Pixel-identity positive-anchor miss rate. 117-127 §IV Table XIV, lines 141-153. Supported.
Five-way signature/document classifier retained as primary; K=3 not used for operational labels. 131-149 §IV-J, lines 159-224. Mostly supported; the MC band remains inherited and current wording should not imply v4 validation.
Moderate-confidence band retains v3.x capture-rate evaluation. 109, 145, 198 §IV line 211 cites v3 Tables IX/XI/XII but not XII-B; §III line 109's "§IV-F" is now wrong. Needs citation cleanup.
Firm anonymisation maintained. 23 and open question 200 §IV repeatedly includes real firm names in parentheses. Fails unless policy changes.
  1. Freeze the v4 table scheme before any prose edits: decide whether inherited v3 tables are reprinted as current v4 tables, cited only as v3 tables, or moved to appendix/supplement. Then renumber Tables IV-XVIII and remove Table XV-B if the journal style cannot handle letter suffixes.

  2. Fix §III cross-references after the table scheme is frozen, especially §III line 13, §III line 23, and §III lines 109/119/145.

  3. Correct §IV line 13's detection denominator and restate the VLM-positive / corrupted-excluded / YOLO-processed / with-detections sequence.

  4. Remove all real firm names from §IV or explicitly change the anonymisation policy. Do not leave line 265 claiming anonymisation while tables reveal names.

  5. Delete or rewrite line 211's MC-ordering claim. If the MC band remains inherited, present the per-firm MC proportions descriptively only.

  6. Narrow the support claim for the five-way rule: Scripts 38-40 validate only the binary high-confidence rule, while Script 42 reports five-way output counts. Either add a Big-4-specific MC/document validation or state plainly that MC/document validation is inherited from v3.x.

  7. Fix small numeric/provenance issues: K=3 weight drift 0.023/0.0235, Script 42 seed wording, cutoff inclusivity, v3 ablation section pointer, and the unsupported "round-22 Light scope" process note.

Phase 4 readiness assessment

Not ready for partner review without Phase 4 revisions.

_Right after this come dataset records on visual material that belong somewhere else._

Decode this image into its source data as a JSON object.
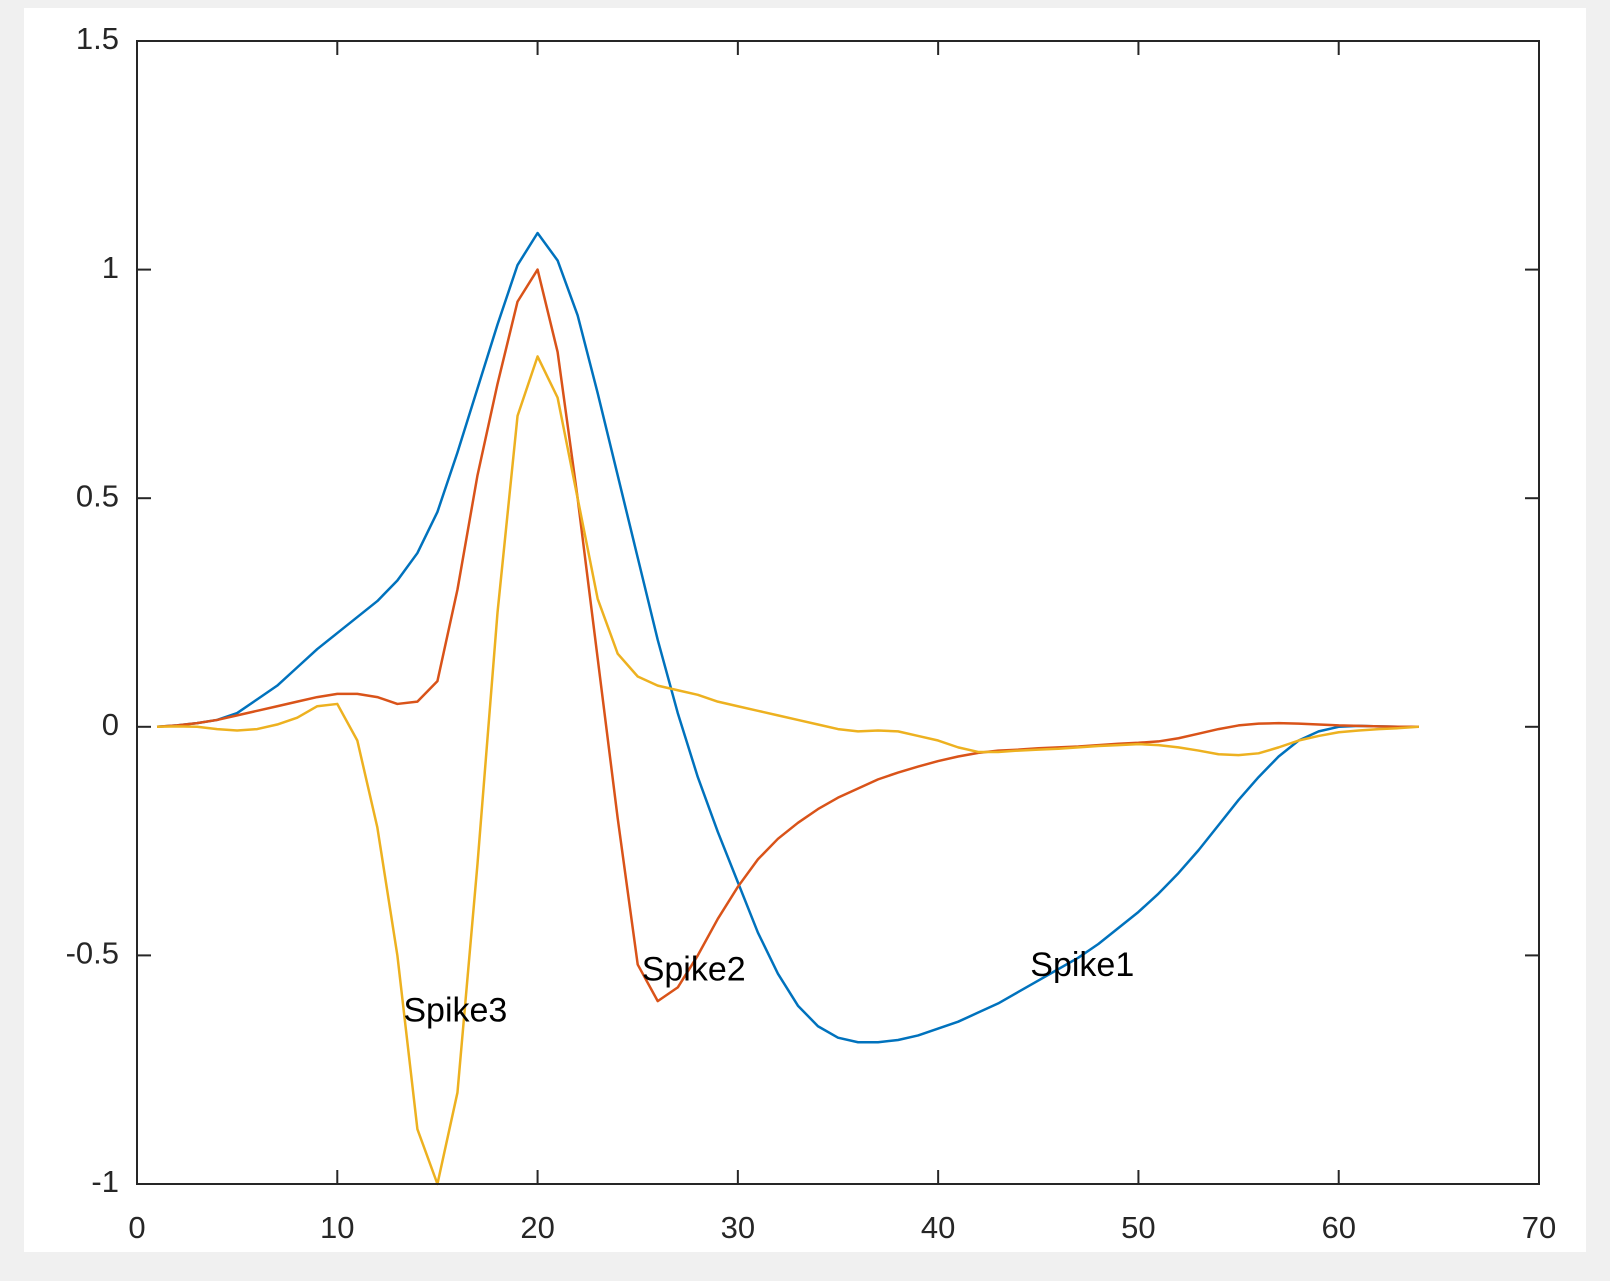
{
  "chart_data": {
    "type": "line",
    "x": [
      1,
      2,
      3,
      4,
      5,
      6,
      7,
      8,
      9,
      10,
      11,
      12,
      13,
      14,
      15,
      16,
      17,
      18,
      19,
      20,
      21,
      22,
      23,
      24,
      25,
      26,
      27,
      28,
      29,
      30,
      31,
      32,
      33,
      34,
      35,
      36,
      37,
      38,
      39,
      40,
      41,
      42,
      43,
      44,
      45,
      46,
      47,
      48,
      49,
      50,
      51,
      52,
      53,
      54,
      55,
      56,
      57,
      58,
      59,
      60,
      61,
      62,
      63,
      64
    ],
    "series": [
      {
        "name": "Spike1",
        "color": "#0072bd",
        "values": [
          0,
          0.003,
          0.008,
          0.015,
          0.03,
          0.06,
          0.09,
          0.13,
          0.17,
          0.205,
          0.24,
          0.275,
          0.32,
          0.38,
          0.47,
          0.6,
          0.74,
          0.88,
          1.01,
          1.08,
          1.02,
          0.9,
          0.73,
          0.55,
          0.37,
          0.19,
          0.03,
          -0.11,
          -0.23,
          -0.34,
          -0.45,
          -0.54,
          -0.61,
          -0.655,
          -0.68,
          -0.69,
          -0.69,
          -0.685,
          -0.675,
          -0.66,
          -0.645,
          -0.625,
          -0.605,
          -0.58,
          -0.555,
          -0.53,
          -0.505,
          -0.475,
          -0.44,
          -0.405,
          -0.365,
          -0.32,
          -0.27,
          -0.215,
          -0.16,
          -0.11,
          -0.065,
          -0.03,
          -0.01,
          0,
          0.002,
          0.001,
          0,
          0
        ]
      },
      {
        "name": "Spike2",
        "color": "#d95319",
        "values": [
          0,
          0.003,
          0.008,
          0.015,
          0.025,
          0.035,
          0.045,
          0.055,
          0.065,
          0.072,
          0.072,
          0.065,
          0.05,
          0.055,
          0.1,
          0.3,
          0.55,
          0.75,
          0.93,
          1.0,
          0.82,
          0.5,
          0.15,
          -0.2,
          -0.52,
          -0.6,
          -0.57,
          -0.5,
          -0.42,
          -0.35,
          -0.29,
          -0.245,
          -0.21,
          -0.18,
          -0.155,
          -0.135,
          -0.115,
          -0.1,
          -0.087,
          -0.075,
          -0.065,
          -0.057,
          -0.052,
          -0.05,
          -0.047,
          -0.045,
          -0.043,
          -0.04,
          -0.037,
          -0.035,
          -0.032,
          -0.025,
          -0.015,
          -0.005,
          0.003,
          0.007,
          0.008,
          0.007,
          0.005,
          0.003,
          0.002,
          0.001,
          0,
          0
        ]
      },
      {
        "name": "Spike3",
        "color": "#edb120",
        "values": [
          0,
          0.001,
          0,
          -0.005,
          -0.008,
          -0.005,
          0.005,
          0.02,
          0.045,
          0.05,
          -0.03,
          -0.22,
          -0.5,
          -0.88,
          -1.0,
          -0.8,
          -0.3,
          0.25,
          0.68,
          0.81,
          0.72,
          0.5,
          0.28,
          0.16,
          0.11,
          0.09,
          0.08,
          0.07,
          0.055,
          0.045,
          0.035,
          0.025,
          0.015,
          0.005,
          -0.005,
          -0.01,
          -0.008,
          -0.01,
          -0.02,
          -0.03,
          -0.045,
          -0.055,
          -0.055,
          -0.052,
          -0.05,
          -0.048,
          -0.045,
          -0.042,
          -0.04,
          -0.038,
          -0.04,
          -0.045,
          -0.052,
          -0.06,
          -0.062,
          -0.058,
          -0.045,
          -0.03,
          -0.02,
          -0.012,
          -0.008,
          -0.005,
          -0.003,
          0
        ]
      }
    ],
    "xlim": [
      0,
      70
    ],
    "xticks": [
      0,
      10,
      20,
      30,
      40,
      50,
      60,
      70
    ],
    "ylim": [
      -1,
      1.5
    ],
    "yticks": [
      -1,
      -0.5,
      0,
      0.5,
      1,
      1.5
    ],
    "grid": false
  }
}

The spike-script provenance for the new Big-4 result tables is mostly sound, so I do not see a need to rerun the main v4 empirical scripts solely to fix §IV. But the current section would invite reviewer attacks on table identity, stale cross-references, anonymisation, and overinterpretation of the inherited MC band. After those are corrected, §IV should be close to partner-review ready; the only substantive open decision is whether to add a new Big-4-specific validation for the moderate-confidence/document-level rule or keep it explicitly inherited from v3.x.